In [1]:
import numpy as np
%matplotlib notebook
import matplotlib.pyplot as plt
from mpl_toolkits.mplot3d import Axes3D
from scipy.optimize import minimize

import sympy as sp
from sympy.abc import x, y, a
from sympy.utilities.lambdify import lambdify
from sympy.vector import gradient
from sympy import hessian

# Функция Розенброка
Оптимизируем функцию Розенброка (https://ru.wikipedia.org/wiki/Функция_Розенброка).

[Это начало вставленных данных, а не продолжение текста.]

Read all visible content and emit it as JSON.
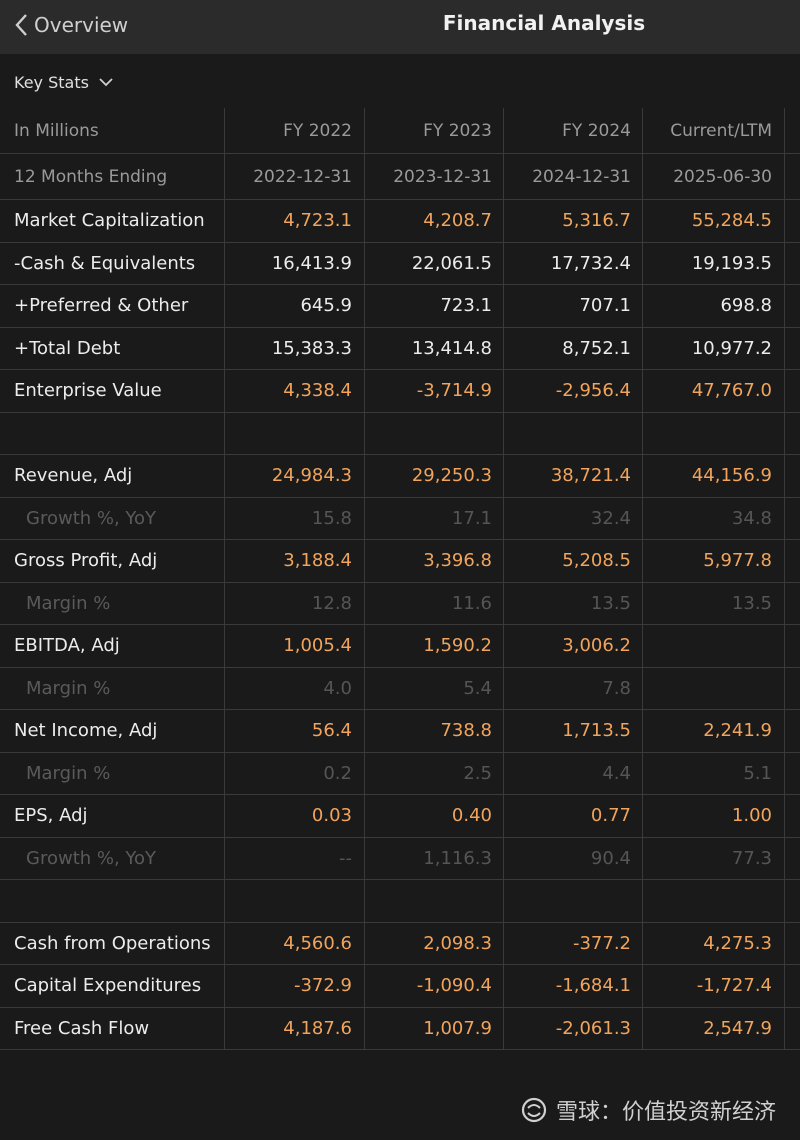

Сразу же найдём градиент и гессиан.

In [2]:
N = 10

F = (1 - x)**2 + (N*(y - x**2))**2

df_sym = []
for s in [x, y]:
    dfds_sym = F.diff(s)
    df_sym.append(lambdify((x, y), dfds_sym))
hess_sym = hessian(F, (x, y))

func = lambdify((x, y), F)
grad = lambda xv, yv: np.array([_(xv, yv) for _ in df_sym], dtype='float64')
hess = lambda xv, yv: np.array([_.subs({x:xv, y:yv}) for _ in hess_sym], dtype='float64').reshape((2,2))

In [3]:
def scalar_opt(f, x0, d):
    diff = f.subs({x: x0[0] + a*d[0], y: x0[1] + a*d[1]}).diff()
    diff = sp.simplify(diff)
    roots = sp.solveset(diff)
    m = np.inf
    r = 0.
    for s in roots:
        if s.is_real:
            fv = f.subs({x: x0[0] + s*d[0], y: x0[1] + s*d[1]})
            if fv < m:
                m = fv
                r = s
    return r

Методы оптимизации ниже:
* стохастический
* градиентный (1-го порядка)
* Ньютона (2-го порядка)
* Левенберга-Марквардта (Ньютон с регуляризацией)

Здесь метод Ньютона применяется в векторном виде к градиенту: мы ищем оптимум как ноль градиента

In [4]:
def opt_evolution(f, x0, y0, max_iter, eps):
    npop = 50      # population size
    sigma = 0.1    # noise standard deviation
    alpha = 0.1  # learning rate
    n = 2
    N = np.random.randn(npop, n)
    R = np.zeros(npop)
    
    fv = float(f.subs({x: x0, y: y0}))
    xs, ys, zs = [x0], [y0], [fv]
    
    while np.abs(fv) > eps and len(xs) < max_iter:
        for j in range(npop):
            x1 = x0 + sigma*N[j]
            R[j] = float(f.subs({x: x1[0], y: x1[1]}))
        A = (R - np.mean(R)) / np.std(R)
        dx = -alpha / (npop*sigma) * (N.T @ A)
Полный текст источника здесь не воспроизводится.